Pronouns are interesting. As a native speaker of English I've never entirely come to grips with the intricacies of pronouns in Te Reo Māori, and that's on me. (2 or 3, including or excluding listener? 🤯)
Very handy though that when you refer to one other person there's just one pronoun to use: ia.


Yup. Indian languages have similar pronouns. Heck, even inanimate objects have gendered pronouns. E.g., a chair is female but bed is male. Dunno who or how it is decided but you just know.

@pratik English should have had those gendered pronouns for inanimate objects, but fortunately most of them died out. Now we have a few remnants, such as ships being she. And, of course, the sexist use of the male pronoun where actual gender is unknown: look at that butterfly, he's so colourful!

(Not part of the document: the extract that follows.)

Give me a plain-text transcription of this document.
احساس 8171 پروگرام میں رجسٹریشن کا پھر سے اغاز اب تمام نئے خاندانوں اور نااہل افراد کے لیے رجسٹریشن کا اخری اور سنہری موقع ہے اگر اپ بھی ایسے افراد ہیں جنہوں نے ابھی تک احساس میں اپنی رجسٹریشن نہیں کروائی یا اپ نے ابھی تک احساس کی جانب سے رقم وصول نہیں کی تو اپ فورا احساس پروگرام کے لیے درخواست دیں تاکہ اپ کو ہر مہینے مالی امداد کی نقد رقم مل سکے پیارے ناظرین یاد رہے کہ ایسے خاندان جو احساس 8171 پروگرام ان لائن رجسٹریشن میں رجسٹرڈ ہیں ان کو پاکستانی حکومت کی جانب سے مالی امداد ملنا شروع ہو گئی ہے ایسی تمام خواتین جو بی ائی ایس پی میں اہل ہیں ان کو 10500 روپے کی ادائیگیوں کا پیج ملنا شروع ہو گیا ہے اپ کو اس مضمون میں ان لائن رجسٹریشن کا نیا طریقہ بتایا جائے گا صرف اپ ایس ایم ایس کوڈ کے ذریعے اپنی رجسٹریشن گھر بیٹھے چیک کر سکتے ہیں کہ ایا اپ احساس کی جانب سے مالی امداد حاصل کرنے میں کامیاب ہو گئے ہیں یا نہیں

@pratik France says, "Hold my beer!" 😀

@matthewcowen My grandmother who studied French in school always used to give us these examples :)

@pratik Chinese has an inclusive “we”. English has a lot of circumlocutions - “both of us”, “the two of us”, “you and me”. Often “let’s”is used to create both an inclusion and an exclusion. I’m fascinated by instances where usage tells the concept for which we don’t have and don’t make a word.

@mmetcalfe @pratik I love that language will find ways to express the fine differentiations that we feel are useful. And that differs from one group of humans to another.